Sainsbury’s is renaming chicken Kievs to match the Ukrainian spelling of their capital city Kyiv in the wake of the Russian invasion.

The supermarket chain said it would start rolling out new packaging in the coming weeks using chicken Kyiv, rather than the Russian spelling Kiev. Ukrainians pronounce their capital “kee-yiv”. The Russian version is “kee-yev”.

The retailer also said it has removed all products that are “100 per cent sourced from Russia” from its shelves.

“We stand united with the people of Ukraine. We have reviewed our product range and have decided to remove from sale all products that are 100 per cent sourced from Russia,” a statement said.

“This means that from today we will no longer sell two products – Russian Standard vodka and Karpayskiye black sunflower seeds.”

What is the history?

Kiev, based on transliteration from the Russian cyrillic Киев, has long been the accepted international spelling, a hangover from Ukraine being swallowed up by Tsarist Russia and the Soviet Union.

But since independence in 1991, Ukrainians have been anxious to shed the connection with the USSR and the Russification of their country. Kyiv was officially adopted in 1995.

The spelling and pronunciation took on even greater political significance four years ago after Russia’s annexation of the Crimea. It prompted the Ukrainian Ministry of Foreign Affairs to launch the “KyivNotKiev” campaign.

Since international media started to pay closer attention to the country as Russian president Vladimir Putin prepared the ground for an invasion, Ukrainians have implored foreign journalists to report the name accurately.

But not everyone is saying “chicken Kyiv”

Sainsbury’s is the first UK supermarket to make the switch, and it remains to be seen if other retailers will follow.

In the media, the respected Associated Press news organisation, which produces a hallowed spelling and grammar “stylebook” that is followed by newsrooms across the world, has said “chicken Kiev” will remain its preference.

It tweeted in January: “The spelling Kyiv is AP style for the capital of Ukraine, in line with the Ukrainian government’s preferred transliteration to English and increasing usage. The style for the food dish remains chicken Kiev.”

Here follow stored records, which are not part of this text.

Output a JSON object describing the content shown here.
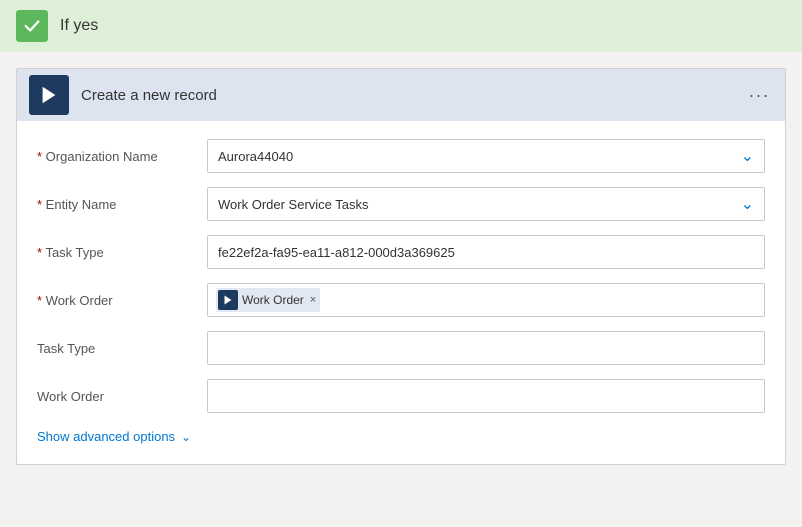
{
  "header": {
    "title": "If yes",
    "check_icon": "check-icon"
  },
  "action": {
    "title": "Create a new record",
    "more_icon": "more-icon",
    "icon": "flow-icon"
  },
  "form": {
    "fields": [
      {
        "label": "Organization Name",
        "required": true,
        "type": "dropdown",
        "value": "Aurora44040",
        "name": "organization-name-field"
      },
      {
        "label": "Entity Name",
        "required": true,
        "type": "dropdown",
        "value": "Work Order Service Tasks",
        "name": "entity-name-field"
      },
      {
        "label": "Task Type",
        "required": true,
        "type": "input",
        "value": "fe22ef2a-fa95-ea11-a812-000d3a369625",
        "name": "task-type-required-field"
      },
      {
        "label": "Work Order",
        "required": true,
        "type": "tag",
        "tag_label": "Work Order",
        "name": "work-order-required-field"
      },
      {
        "label": "Task Type",
        "required": false,
        "type": "input",
        "value": "",
        "name": "task-type-field"
      },
      {
        "label": "Work Order",
        "required": false,
        "type": "input",
        "value": "",
        "name": "work-order-field"
      }
    ],
    "advanced_options_label": "Show advanced options",
    "advanced_options_name": "show-advanced-options"
  }
}
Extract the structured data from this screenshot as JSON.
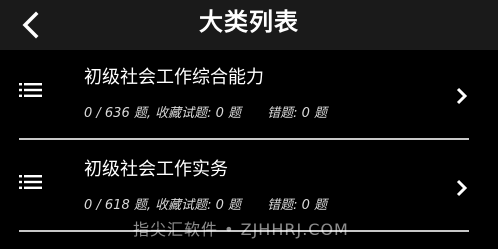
{
  "header": {
    "title": "大类列表",
    "back_icon": "chevron-left-icon"
  },
  "items": [
    {
      "title": "初级社会工作综合能力",
      "progress": "0 / 636 题,",
      "favorites": "收藏试题: 0 题",
      "wrong": "错题: 0 题"
    },
    {
      "title": "初级社会工作实务",
      "progress": "0 / 618 题,",
      "favorites": "收藏试题: 0 题",
      "wrong": "错题: 0 题"
    }
  ],
  "watermark": "指尖汇软件 • ZJHHRJ.COM",
  "colors": {
    "background": "#000000",
    "header": "#1a1a1a",
    "text": "#ffffff",
    "divider": "#c8c8c8"
  }
}
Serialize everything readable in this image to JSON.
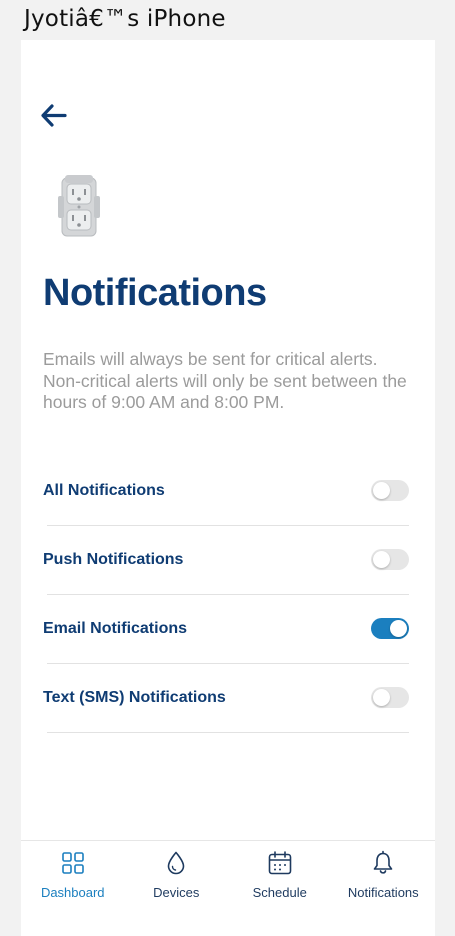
{
  "window": {
    "title": "Jyotiâ€™s iPhone"
  },
  "header": {
    "back_icon": "arrow-left-icon"
  },
  "page": {
    "title": "Notifications",
    "description": "Emails will always be sent for critical alerts. Non-critical alerts will only be sent between the hours of 9:00 AM and 8:00 PM."
  },
  "settings": [
    {
      "label": "All Notifications",
      "enabled": false
    },
    {
      "label": "Push Notifications",
      "enabled": false
    },
    {
      "label": "Email Notifications",
      "enabled": true
    },
    {
      "label": "Text (SMS) Notifications",
      "enabled": false
    }
  ],
  "tabs": [
    {
      "label": "Dashboard",
      "icon": "grid-icon",
      "active": true
    },
    {
      "label": "Devices",
      "icon": "water-drop-icon",
      "active": false
    },
    {
      "label": "Schedule",
      "icon": "calendar-icon",
      "active": false
    },
    {
      "label": "Notifications",
      "icon": "bell-icon",
      "active": false
    }
  ],
  "colors": {
    "brand_navy": "#0f3c73",
    "accent_blue": "#1b7fbf",
    "muted_text": "#9b9b9b",
    "toggle_off": "#e6e6e6"
  }
}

AP changed “style” for the spelling of the city in 2019. AP’s vice president for standards, John Daniszewski, wrote at the time:

“We are making a significant change in our style for the Ukrainian capital city Kiev. It will henceforth be written in text, captions and datelines as Kyiv.

“The change is in line with the Ukrainian government’s preferred name and transliteration. The spelling Kyiv also has been gaining usage over the last decade among governments, international bodies and media organizations.

“The former spelling, Kiev, will still be seen in AP stories in certain contexts, such as the popular culinary dish, chicken Kiev, and in historical contexts, such as Kievan Rus, the name of the early East Slavic culture and state.

“Although the AP prefers traditional English spellings for many cities, including Rome, Moscow and Warsaw (not Roma, Moskva and Warszawa), we regard the Ukrainian spelling of Kyiv as an important adaptation because it is linked to Ukraine’s present status. To many Ukrainians, the former spelling Kiev appears outdated because it is associated with a time when Ukraine was part of the Russian and Soviet states, rather than an independent country.”